The protesters demanded an end to the operation by Syrian government forces against the Kurdish-led SDF force in Aleppo, where at least 21 people have been killed in three days of violent clashes.
It was the worst violence in the northwestern city since Syria’s Islamist authorities took power a year ago. The fighting erupted as both sides struggled to implement a March agreement to integrate autonomous Kurdish institutions into the new Syrian state.
In Istanbul, hundreds of protesters waving flags braved heavy rain near Galata Tower to denounce the Aleppo operation under the watchful eye of hundreds of riot police, an AFP correspondent said.
But some of the slogans drew a sharp warning from the police, who moved to roughly break up the gathering and arrested some 25 people, DEM’s Istanbul branch said.
“We condemn in the strongest terms the police attack on the Rojava solidarity action in Sishane.
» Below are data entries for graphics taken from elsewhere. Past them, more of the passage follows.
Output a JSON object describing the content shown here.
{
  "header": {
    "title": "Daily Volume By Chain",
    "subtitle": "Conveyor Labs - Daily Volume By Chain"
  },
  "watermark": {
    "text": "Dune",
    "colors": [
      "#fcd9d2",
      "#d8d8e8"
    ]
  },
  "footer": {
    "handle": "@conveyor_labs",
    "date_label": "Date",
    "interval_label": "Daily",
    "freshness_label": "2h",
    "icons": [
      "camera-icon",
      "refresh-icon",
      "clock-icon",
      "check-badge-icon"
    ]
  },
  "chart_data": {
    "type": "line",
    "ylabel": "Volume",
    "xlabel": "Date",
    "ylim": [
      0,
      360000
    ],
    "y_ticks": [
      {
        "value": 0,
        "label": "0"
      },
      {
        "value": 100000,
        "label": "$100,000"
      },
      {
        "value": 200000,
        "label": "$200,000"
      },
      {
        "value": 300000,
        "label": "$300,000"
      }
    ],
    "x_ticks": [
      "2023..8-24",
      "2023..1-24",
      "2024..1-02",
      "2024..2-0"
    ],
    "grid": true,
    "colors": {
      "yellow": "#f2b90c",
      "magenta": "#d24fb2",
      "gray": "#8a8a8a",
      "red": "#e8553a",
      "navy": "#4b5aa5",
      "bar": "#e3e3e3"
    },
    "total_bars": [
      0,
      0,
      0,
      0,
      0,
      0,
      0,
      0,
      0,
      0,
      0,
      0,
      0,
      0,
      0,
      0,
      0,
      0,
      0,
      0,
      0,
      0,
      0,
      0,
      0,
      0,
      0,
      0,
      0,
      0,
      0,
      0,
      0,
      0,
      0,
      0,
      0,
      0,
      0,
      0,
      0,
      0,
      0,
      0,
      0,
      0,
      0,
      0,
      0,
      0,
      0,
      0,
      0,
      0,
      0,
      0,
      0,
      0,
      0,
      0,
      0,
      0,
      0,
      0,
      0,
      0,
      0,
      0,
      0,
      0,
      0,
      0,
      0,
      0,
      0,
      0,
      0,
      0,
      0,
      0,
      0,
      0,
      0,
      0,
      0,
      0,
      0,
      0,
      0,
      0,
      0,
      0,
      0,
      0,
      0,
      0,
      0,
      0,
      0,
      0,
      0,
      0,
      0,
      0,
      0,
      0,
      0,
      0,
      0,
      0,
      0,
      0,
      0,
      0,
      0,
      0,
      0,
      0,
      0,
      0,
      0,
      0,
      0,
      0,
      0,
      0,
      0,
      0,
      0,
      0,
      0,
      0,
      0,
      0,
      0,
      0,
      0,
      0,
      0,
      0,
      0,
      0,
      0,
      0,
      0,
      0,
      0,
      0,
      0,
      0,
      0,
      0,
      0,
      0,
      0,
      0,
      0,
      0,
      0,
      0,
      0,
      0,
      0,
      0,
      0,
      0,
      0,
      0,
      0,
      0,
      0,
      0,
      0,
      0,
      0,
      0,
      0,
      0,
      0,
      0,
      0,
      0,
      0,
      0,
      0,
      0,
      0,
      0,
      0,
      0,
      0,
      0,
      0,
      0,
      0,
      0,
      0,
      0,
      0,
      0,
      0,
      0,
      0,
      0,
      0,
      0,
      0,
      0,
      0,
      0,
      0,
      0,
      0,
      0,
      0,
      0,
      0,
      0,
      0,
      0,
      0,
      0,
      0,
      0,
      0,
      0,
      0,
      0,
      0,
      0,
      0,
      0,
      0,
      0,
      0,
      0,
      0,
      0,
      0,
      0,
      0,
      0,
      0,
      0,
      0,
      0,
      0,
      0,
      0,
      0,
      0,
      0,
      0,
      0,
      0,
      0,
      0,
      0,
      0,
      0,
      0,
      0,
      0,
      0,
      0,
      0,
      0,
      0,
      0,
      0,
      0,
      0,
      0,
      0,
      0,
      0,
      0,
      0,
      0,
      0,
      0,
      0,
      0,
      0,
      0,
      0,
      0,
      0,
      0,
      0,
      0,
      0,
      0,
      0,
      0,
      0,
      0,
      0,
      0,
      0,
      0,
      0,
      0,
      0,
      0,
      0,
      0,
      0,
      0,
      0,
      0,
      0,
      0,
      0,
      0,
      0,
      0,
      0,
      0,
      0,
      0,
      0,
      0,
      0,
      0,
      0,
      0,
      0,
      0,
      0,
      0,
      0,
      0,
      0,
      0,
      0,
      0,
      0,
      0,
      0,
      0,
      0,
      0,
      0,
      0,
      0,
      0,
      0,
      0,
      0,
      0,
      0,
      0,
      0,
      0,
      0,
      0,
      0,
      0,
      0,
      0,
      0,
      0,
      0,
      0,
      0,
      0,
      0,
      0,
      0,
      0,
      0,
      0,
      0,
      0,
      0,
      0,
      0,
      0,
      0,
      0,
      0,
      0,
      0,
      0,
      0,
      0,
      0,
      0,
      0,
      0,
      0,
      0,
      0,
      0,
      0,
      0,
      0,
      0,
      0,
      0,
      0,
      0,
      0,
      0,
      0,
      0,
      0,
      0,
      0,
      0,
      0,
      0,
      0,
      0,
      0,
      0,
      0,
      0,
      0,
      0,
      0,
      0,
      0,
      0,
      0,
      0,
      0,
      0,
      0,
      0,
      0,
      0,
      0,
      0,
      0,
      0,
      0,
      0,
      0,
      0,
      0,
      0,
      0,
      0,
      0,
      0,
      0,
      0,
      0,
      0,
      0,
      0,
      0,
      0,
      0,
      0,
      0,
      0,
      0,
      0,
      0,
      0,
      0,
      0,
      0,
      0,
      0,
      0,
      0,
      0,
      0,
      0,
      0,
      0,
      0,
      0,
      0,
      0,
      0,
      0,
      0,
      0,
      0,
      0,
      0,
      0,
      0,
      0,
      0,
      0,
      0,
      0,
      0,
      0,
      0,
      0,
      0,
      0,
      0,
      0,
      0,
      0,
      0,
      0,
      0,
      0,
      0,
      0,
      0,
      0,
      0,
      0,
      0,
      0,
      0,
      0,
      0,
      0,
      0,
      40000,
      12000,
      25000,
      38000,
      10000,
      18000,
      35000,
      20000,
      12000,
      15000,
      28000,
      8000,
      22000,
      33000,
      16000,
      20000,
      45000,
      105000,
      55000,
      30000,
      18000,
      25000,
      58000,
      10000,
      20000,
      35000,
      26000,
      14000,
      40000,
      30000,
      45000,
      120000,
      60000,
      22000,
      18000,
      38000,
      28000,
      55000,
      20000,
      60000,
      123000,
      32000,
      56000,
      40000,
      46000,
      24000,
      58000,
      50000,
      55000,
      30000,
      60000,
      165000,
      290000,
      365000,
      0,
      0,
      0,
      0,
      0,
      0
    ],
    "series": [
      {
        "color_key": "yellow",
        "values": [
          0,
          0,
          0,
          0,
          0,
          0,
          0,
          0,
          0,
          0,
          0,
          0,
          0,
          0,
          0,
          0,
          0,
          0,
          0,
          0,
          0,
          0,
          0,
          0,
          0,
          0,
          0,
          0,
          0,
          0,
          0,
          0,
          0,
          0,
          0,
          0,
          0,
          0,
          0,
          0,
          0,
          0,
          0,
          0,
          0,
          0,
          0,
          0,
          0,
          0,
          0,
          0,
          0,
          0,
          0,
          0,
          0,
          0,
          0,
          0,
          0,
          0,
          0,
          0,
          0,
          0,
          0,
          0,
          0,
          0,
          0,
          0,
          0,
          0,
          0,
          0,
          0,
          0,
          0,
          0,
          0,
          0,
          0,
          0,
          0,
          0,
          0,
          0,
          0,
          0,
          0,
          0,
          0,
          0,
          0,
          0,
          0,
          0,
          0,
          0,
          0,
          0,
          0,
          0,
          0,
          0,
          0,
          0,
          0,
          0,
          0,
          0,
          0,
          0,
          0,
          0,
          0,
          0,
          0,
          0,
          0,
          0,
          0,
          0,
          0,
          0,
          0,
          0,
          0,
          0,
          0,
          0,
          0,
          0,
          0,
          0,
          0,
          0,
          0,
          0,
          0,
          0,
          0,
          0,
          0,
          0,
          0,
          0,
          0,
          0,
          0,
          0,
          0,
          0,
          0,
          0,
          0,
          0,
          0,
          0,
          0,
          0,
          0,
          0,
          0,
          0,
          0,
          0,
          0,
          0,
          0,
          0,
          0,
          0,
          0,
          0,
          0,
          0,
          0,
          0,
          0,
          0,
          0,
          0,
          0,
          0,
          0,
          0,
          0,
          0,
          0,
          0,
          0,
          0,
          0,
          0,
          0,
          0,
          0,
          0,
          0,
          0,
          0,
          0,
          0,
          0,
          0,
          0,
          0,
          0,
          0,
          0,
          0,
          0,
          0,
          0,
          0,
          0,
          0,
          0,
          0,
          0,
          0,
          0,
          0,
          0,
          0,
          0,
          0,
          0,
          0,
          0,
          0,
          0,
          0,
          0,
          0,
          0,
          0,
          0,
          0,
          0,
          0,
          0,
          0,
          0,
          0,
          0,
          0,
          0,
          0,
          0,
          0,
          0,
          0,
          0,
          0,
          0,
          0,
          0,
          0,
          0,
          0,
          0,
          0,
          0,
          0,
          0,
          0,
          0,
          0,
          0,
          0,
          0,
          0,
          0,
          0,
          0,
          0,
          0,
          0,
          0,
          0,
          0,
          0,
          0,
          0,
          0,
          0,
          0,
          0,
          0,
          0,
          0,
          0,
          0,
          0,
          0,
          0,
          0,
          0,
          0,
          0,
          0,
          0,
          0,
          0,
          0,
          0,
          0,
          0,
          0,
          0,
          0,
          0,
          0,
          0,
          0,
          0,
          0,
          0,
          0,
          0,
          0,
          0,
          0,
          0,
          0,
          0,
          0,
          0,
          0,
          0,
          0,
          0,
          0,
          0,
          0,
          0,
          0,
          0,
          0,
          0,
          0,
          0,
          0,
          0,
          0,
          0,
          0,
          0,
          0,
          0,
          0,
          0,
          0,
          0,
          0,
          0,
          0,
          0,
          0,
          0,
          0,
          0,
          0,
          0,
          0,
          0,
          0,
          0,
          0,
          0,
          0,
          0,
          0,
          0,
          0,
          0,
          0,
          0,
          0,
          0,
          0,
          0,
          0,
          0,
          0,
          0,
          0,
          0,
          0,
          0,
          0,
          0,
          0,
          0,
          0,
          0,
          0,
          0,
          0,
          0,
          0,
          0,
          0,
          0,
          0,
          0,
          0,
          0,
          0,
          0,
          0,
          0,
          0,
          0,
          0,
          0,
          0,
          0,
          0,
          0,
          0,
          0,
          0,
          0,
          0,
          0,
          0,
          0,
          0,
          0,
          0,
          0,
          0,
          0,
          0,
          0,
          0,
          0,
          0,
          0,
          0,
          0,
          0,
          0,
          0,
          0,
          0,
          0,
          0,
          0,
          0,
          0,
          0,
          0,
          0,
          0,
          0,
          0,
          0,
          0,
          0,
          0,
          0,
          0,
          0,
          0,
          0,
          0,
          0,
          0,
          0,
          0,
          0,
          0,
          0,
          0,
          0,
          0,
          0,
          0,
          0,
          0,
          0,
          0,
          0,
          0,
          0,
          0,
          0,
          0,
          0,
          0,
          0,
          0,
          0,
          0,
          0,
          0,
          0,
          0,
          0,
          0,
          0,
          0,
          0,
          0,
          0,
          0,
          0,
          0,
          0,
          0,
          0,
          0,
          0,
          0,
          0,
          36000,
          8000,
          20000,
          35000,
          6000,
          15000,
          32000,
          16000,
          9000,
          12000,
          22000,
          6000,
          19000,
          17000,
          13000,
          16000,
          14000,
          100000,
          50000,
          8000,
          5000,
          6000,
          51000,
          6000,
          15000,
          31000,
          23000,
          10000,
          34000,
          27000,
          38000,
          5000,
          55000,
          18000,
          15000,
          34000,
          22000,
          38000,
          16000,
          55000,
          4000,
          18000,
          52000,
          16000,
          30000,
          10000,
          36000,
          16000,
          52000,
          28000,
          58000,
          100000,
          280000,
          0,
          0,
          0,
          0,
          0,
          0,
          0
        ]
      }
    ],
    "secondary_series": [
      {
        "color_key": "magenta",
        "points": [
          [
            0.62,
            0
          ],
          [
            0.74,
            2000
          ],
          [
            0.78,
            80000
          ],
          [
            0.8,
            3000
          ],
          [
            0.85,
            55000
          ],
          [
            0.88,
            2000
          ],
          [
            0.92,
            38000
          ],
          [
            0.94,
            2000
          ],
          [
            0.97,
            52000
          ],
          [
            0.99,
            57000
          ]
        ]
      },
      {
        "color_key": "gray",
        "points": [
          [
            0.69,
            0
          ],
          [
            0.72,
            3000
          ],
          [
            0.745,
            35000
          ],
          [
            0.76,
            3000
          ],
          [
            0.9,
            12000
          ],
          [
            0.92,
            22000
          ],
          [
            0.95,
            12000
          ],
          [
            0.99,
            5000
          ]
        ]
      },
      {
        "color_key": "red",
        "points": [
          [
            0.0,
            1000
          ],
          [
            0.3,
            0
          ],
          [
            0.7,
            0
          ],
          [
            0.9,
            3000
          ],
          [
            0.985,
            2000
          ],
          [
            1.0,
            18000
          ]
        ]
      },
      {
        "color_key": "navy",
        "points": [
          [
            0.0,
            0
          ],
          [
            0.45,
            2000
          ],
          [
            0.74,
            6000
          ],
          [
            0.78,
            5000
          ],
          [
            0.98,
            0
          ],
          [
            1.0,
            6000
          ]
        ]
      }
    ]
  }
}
This brutal intervention, oppression, and violence against our young comrades is unacceptable!” the party wrote on X, demanding the immediate release of those arrested.
At the Diyarbakir protest during the afternoon, protesters carried a huge portrait of the jailed PKK militant leader Abdullah Ocalan, an AFP video journalist reported.
“We urge states to act as they did for the Palestinian people, for our Kurdish brothers who are suffering oppression and hardship,” Zeki Alacabey, 64, told AFP in Diyarbakir.
Although Turkiye has embarked on a peace process with the PKK, it remains hostile to the SDF, which controls swathes of northeastern Syria, seeing it as an extension of the banned militant group and a major threat along its southern border.
It has repeatedly demanded that the SDF merge into the main Syrian military. A defense ministry official said on Thursday that Ankara was ready to “support” Syria’s operation against the Kurdish fighters if needed.
Demonstrators had already taken to the streets in several major Turkish cities with Kurdish majorities on Wednesday, including Diyarbakir and Van, according to images broadcast by the DEM.